John Remington, un écrivain américain brutal, grossier et alcoolique, auteur de « trucs pire que Joyce et Hemingway » disparaît au cours d'un safari au Kenya en 1947. Les membres de l'expédition avaient aperçu un monstre tout droit sorti de la préhistoire juste avant de s'évanouir dans la nature. Peu de temps après, une jolie jeune femme, miss Austin, vient prendre un poste d'enseignante à Mombasa. En réalité, elle doit enquêter sur des « phénomènes » dont nous ignorons la nature. Par qui est-elle employée ? Et ses deux collègues empressés ne sont-ils pas eux aussi des espions, à la solde l'un du KGB, l'autre des français ? Rapidement, la jeune femme assiste à une scène incroyable : un Diatryma Steini – une sorte d'autruche disparue depuis quelque 50 millions d'années – se fait calciner sous ses yeux par le rayon d'une soucoupe volante !

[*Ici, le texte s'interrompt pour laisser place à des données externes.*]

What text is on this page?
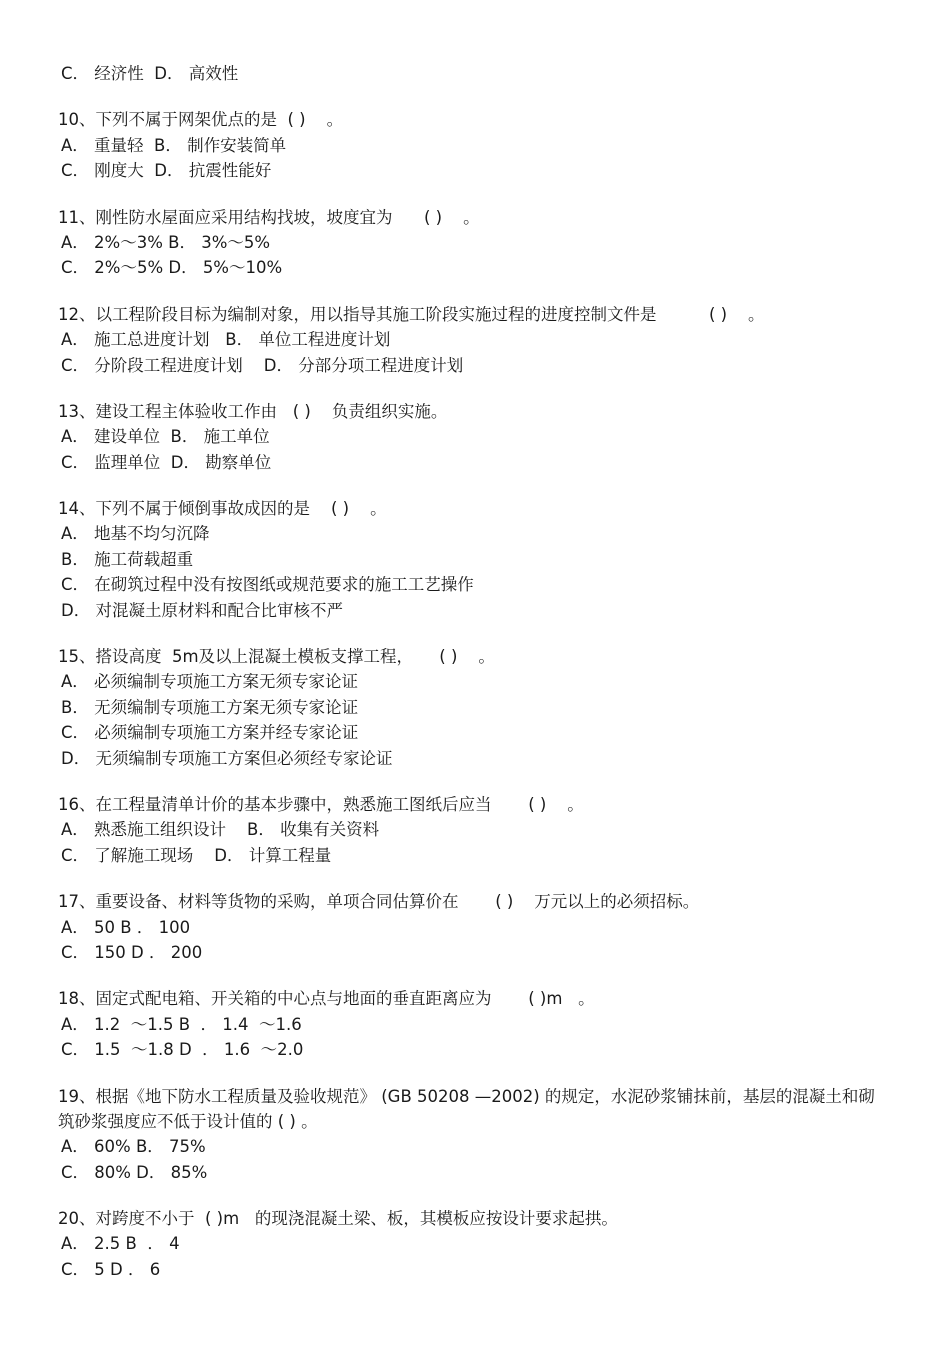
C． 经济性  D． 高效性
10、下列不属于网架优点的是  ( )    。
A． 重量轻  B． 制作安装简单
C． 刚度大  D． 抗震性能好
11、刚性防水屋面应采用结构找坡，坡度宜为      ( )    。
A． 2%～3% B． 3%～5%
C． 2%～5% D． 5%～10%
12、以工程阶段目标为编制对象，用以指导其施工阶段实施过程的进度控制文件是          ( )    。
A． 施工总进度计划   B． 单位工程进度计划
C． 分阶段工程进度计划    D． 分部分项工程进度计划
13、建设工程主体验收工作由   ( )    负责组织实施。
A． 建设单位  B． 施工单位
C． 监理单位  D． 勘察单位
14、下列不属于倾倒事故成因的是    ( )    。
A． 地基不均匀沉降
B． 施工荷载超重
C． 在砌筑过程中没有按图纸或规范要求的施工工艺操作
D． 对混凝土原材料和配合比审核不严
15、搭设高度  5m及以上混凝土模板支撑工程，     ( )    。
A． 必须编制专项施工方案无须专家论证
B． 无须编制专项施工方案无须专家论证
C． 必须编制专项施工方案并经专家论证
D． 无须编制专项施工方案但必须经专家论证
16、在工程量清单计价的基本步骤中，熟悉施工图纸后应当       ( )    。
A． 熟悉施工组织设计    B． 收集有关资料
C． 了解施工现场    D． 计算工程量
17、重要设备、材料等货物的采购，单项合同估算价在       ( )    万元以上的必须招标。
A． 50 B ． 100
C． 150 D ． 200
18、固定式配电箱、开关箱的中心点与地面的垂直距离应为       ( )m   。
A． 1.2  ～1.5 B  ． 1.4  ～1.6
C． 1.5  ～1.8 D  ． 1.6  ～2.0
19、根据《地下防水工程质量及验收规范》 (GB 50208 —2002) 的规定，水泥砂浆铺抹前，基层的混凝土和砌筑砂浆强度应不低于设计值的 ( ) 。
A． 60% B． 75%
C． 80% D． 85%
20、对跨度不小于  ( )m   的现浇混凝土梁、板，其模板应按设计要求起拱。
A． 2.5 B  ． 4
C． 5 D ． 6
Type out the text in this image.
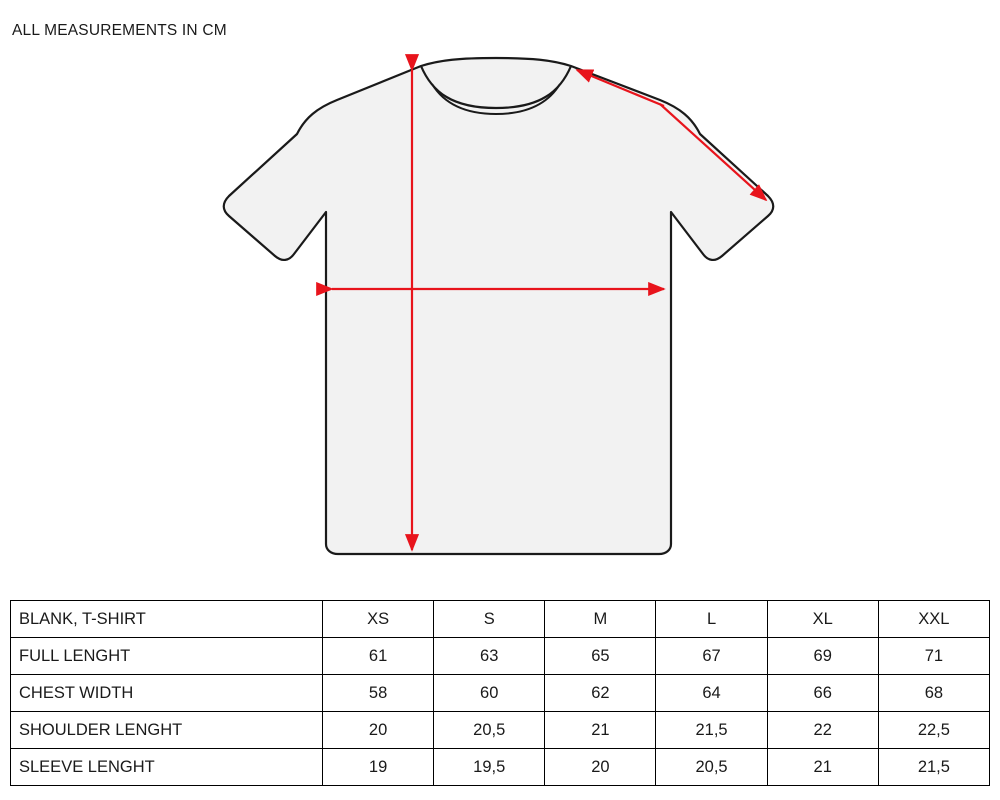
ALL MEASUREMENTS IN CM
BLANK, T-SHIRT	XS	S	M	L	XL	XXL
FULL LENGHT	61	63	65	67	69	71
CHEST WIDTH	58	60	62	64	66	68
SHOULDER LENGHT	20	20,5	21	21,5	22	22,5
SLEEVE LENGHT	19	19,5	20	20,5	21	21,5
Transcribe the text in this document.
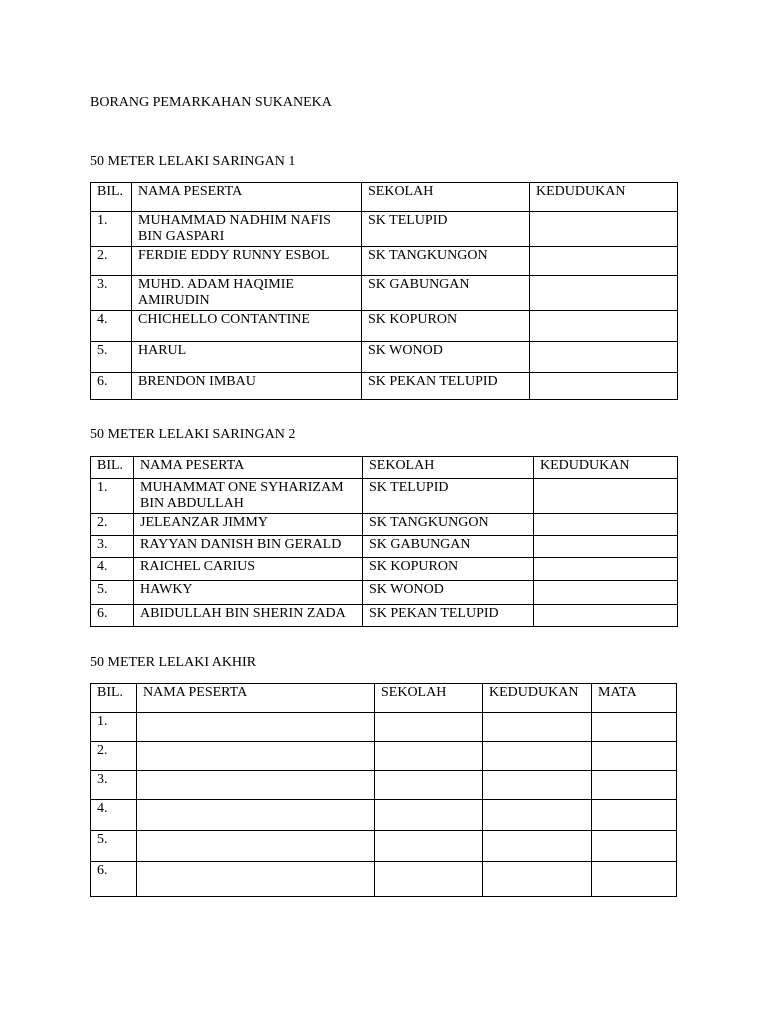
BORANG PEMARKAHAN SUKANEKA
50 METER LELAKI SARINGAN 1
BIL.	NAMA PESERTA	SEKOLAH	KEDUDUKAN
1.	MUHAMMAD NADHIM NAFIS BIN GASPARI	SK TELUPID	
2.	FERDIE EDDY RUNNY ESBOL	SK TANGKUNGON	
3.	MUHD. ADAM HAQIMIE AMIRUDIN	SK GABUNGAN	
4.	CHICHELLO CONTANTINE	SK KOPURON	
5.	HARUL	SK WONOD	
6.	BRENDON IMBAU	SK PEKAN TELUPID	
50 METER LELAKI SARINGAN 2
BIL.	NAMA PESERTA	SEKOLAH	KEDUDUKAN
1.	MUHAMMAT ONE SYHARIZAM BIN ABDULLAH	SK TELUPID	
2.	JELEANZAR JIMMY	SK TANGKUNGON	
3.	RAYYAN DANISH BIN GERALD	SK GABUNGAN	
4.	RAICHEL CARIUS	SK KOPURON	
5.	HAWKY	SK WONOD	
6.	ABIDULLAH BIN SHERIN ZADA	SK PEKAN TELUPID	
50 METER LELAKI AKHIR
BIL.	NAMA PESERTA	SEKOLAH	KEDUDUKAN	MATA
1.				
2.				
3.				
4.				
5.				
6.				
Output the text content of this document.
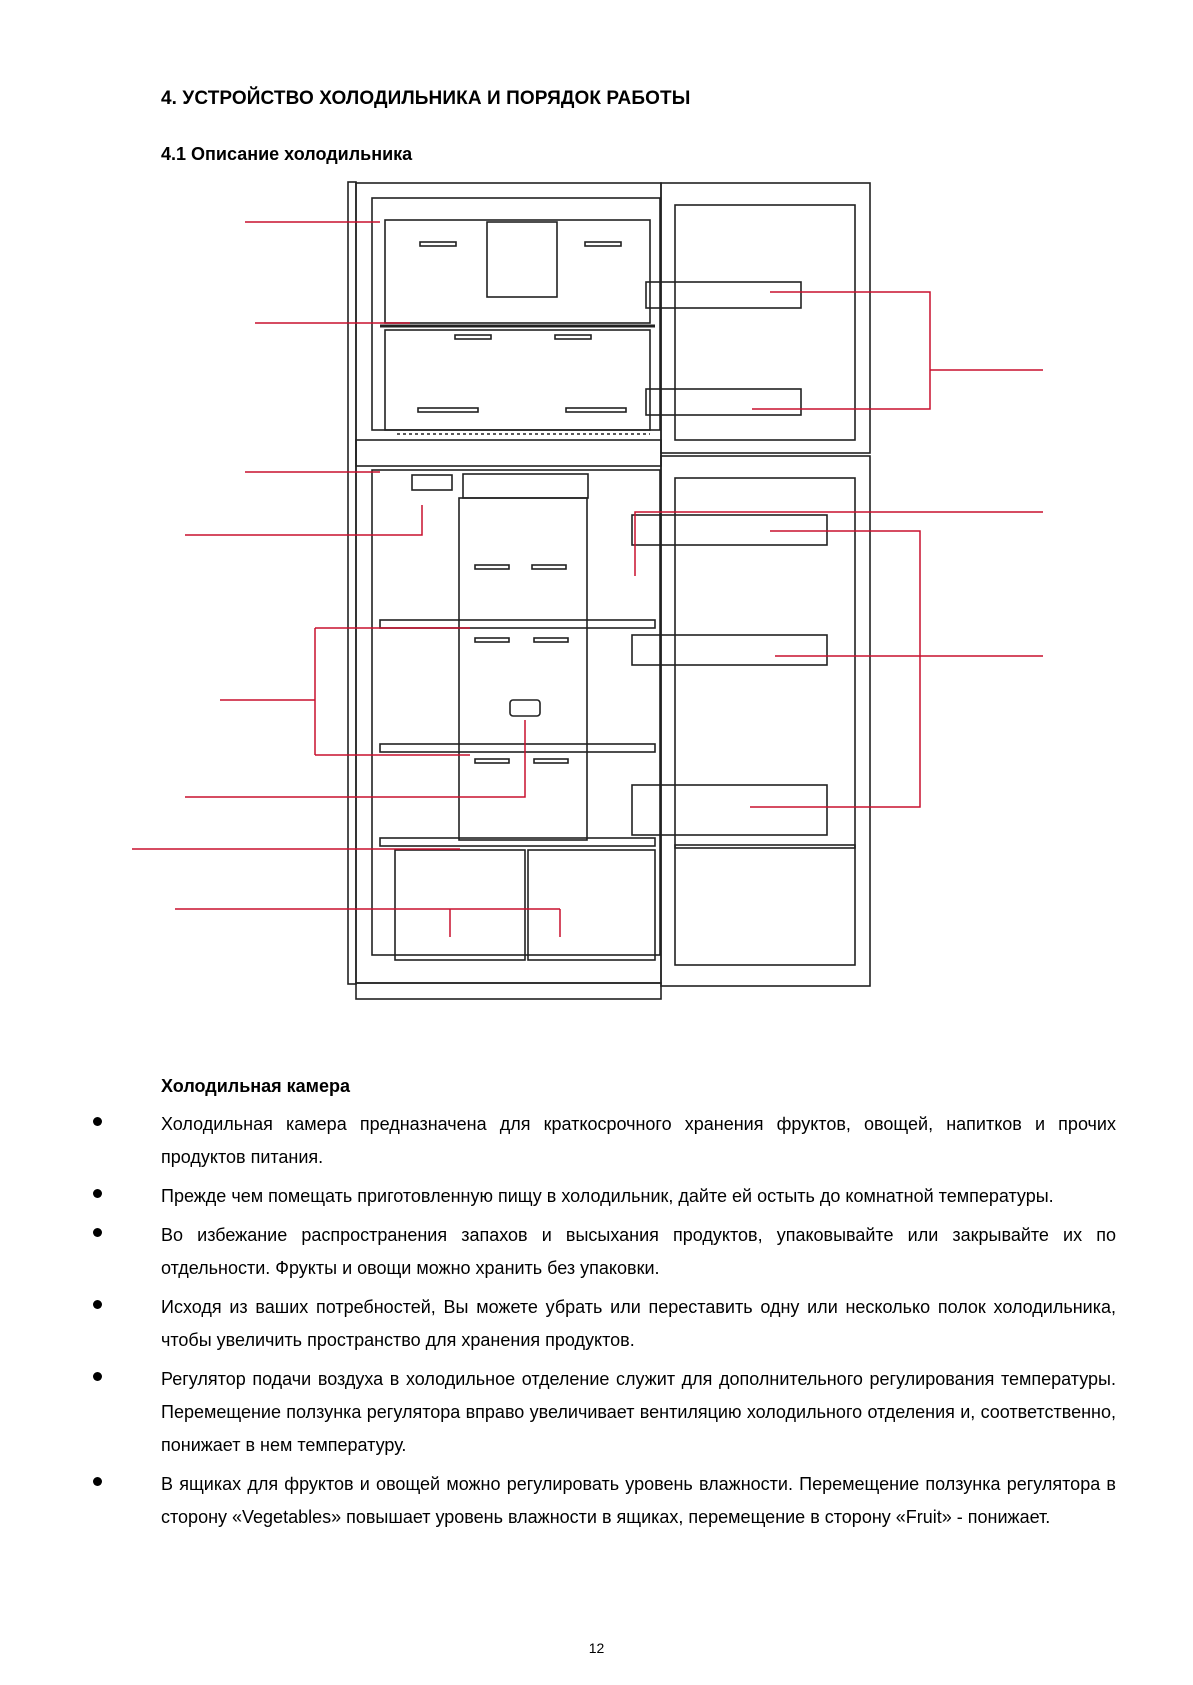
4. УСТРОЙСТВО ХОЛОДИЛЬНИКА И ПОРЯДОК РАБОТЫ
4.1 Описание холодильника
Холодильная камера
Холодильная камера предназначена для краткосрочного хранения фруктов, овощей, напитков и прочих продуктов питания.
Прежде чем помещать приготовленную пищу в холодильник, дайте ей остыть до комнатной температуры.
Во избежание распространения запахов и высыхания продуктов, упаковывайте или закрывайте их по отдельности. Фрукты и овощи можно хранить без упаковки.
Исходя из ваших потребностей, Вы можете убрать или переставить одну или несколько полок холодильника, чтобы увеличить пространство для хранения продуктов.
Регулятор подачи воздуха в холодильное отделение служит для дополнительного регулирования температуры. Перемещение ползунка регулятора вправо увеличивает вентиляцию холодильного отделения и, соответственно, понижает в нем температуру.
В ящиках для фруктов и овощей можно регулировать уровень влажности. Перемещение ползунка регулятора в сторону «Vegetables» повышает уровень влажности в ящиках, перемещение в сторону «Fruit» - понижает.
12
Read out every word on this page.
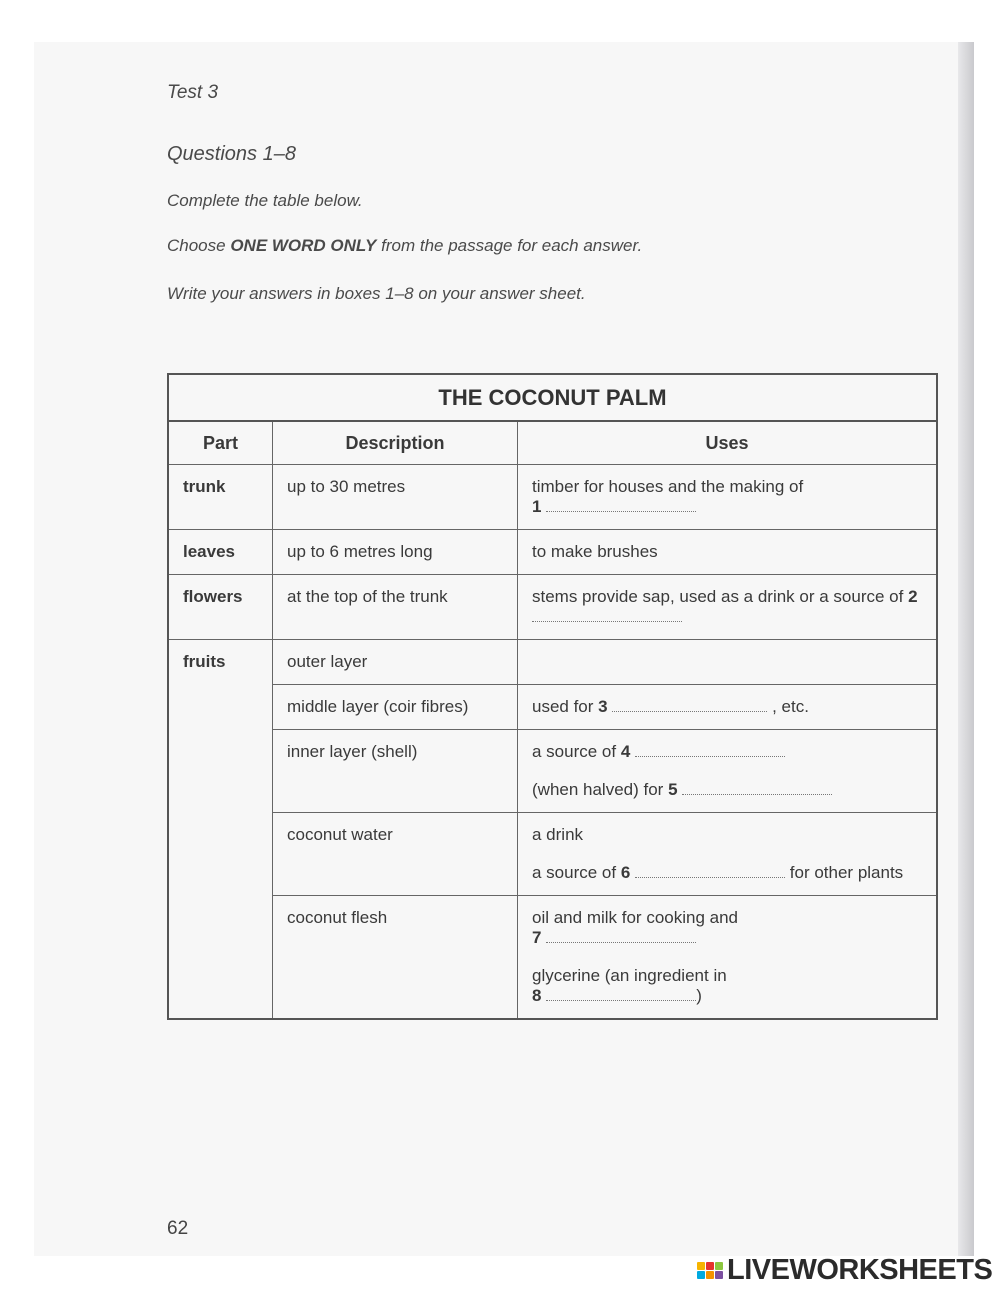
Test 3

Questions 1–8

Complete the table below.

Choose ONE WORD ONLY from the passage for each answer.

Write your answers in boxes 1–8 on your answer sheet.

THE COCONUT PALM		
Part	Description	Uses
trunk	up to 30 metres	timber for houses and the making of
1

leaves	up to 6 metres long	to make brushes
flowers	at the top of the trunk	stems provide sap, used as a drink or a source of 2
fruits	outer layer	
	middle layer (coir fibres)	used for 3 , etc.
	inner layer (shell)	a source of 4
(when halved) for 5

	coconut water	a drink
a source of 6 for other plants

	coconut flesh	oil and milk for cooking and
7
glycerine (an ingredient in
8 )
62
LIVEWORKSHEETS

Le Monde perdu revisité par X-files, dans un contexte proche des Chasses en Afrique d'Hemingway et une atmosphère de guerre froide à la Casablanca... Un tel mélange pourrait être insupportable, mais, pour l'instant, Rodolphe et Leo parviennent sans mal à captiver le lecteur. Le scénario n'est pourtant pas extrêmement original : la découverte d'une région où survivent des animaux préhistoriques ou un premier contact extraterrestre sont des thèmes conventionnels en SF. De plus, on n'échappe pas vraiment à certains clichés, en particulier dans la présentation de personnages assez stéréotypés. Mais la grande réussite de l'album, c'est son ambiance générale, immédiatement envoûtante. Cette réussite est en grande partie due au dessin de Léo qui permet d'obtenir à la fois une forte sensation de réalisme et une impression d'intimité avec les personnages. Ces qualités, qui ont déjà largement contribué au succès des Mondes d'Aldébaran, n'empêchent pas pour autant de ressentir la magie des grands espaces africains, rehaussés par les couleurs chaudes et lumineuses de Scarlett Smulkowski, ou celle des animaux sauvages.
Les « clichés » sont donc finalement plus un artifice permettant au lecteur d'entrer de plain-pied dans un décor connu, avant d'insérer des éléments science-fictifs qui vont modifier les perspectives, ou parfois des faits seulement intrigants, extravagants ou dérisoires. A titre d'exemple, signalons ce splendide palais italien bâti en plein désert, pourvue d'une salle de bain monumentale, où l'eau n'a hélas jamais pu couler... Où cette histoire va-t-elle mener ? Il est encore trop tôt pour le dire, mais ce premier album est déjà séduisant et très prometteur.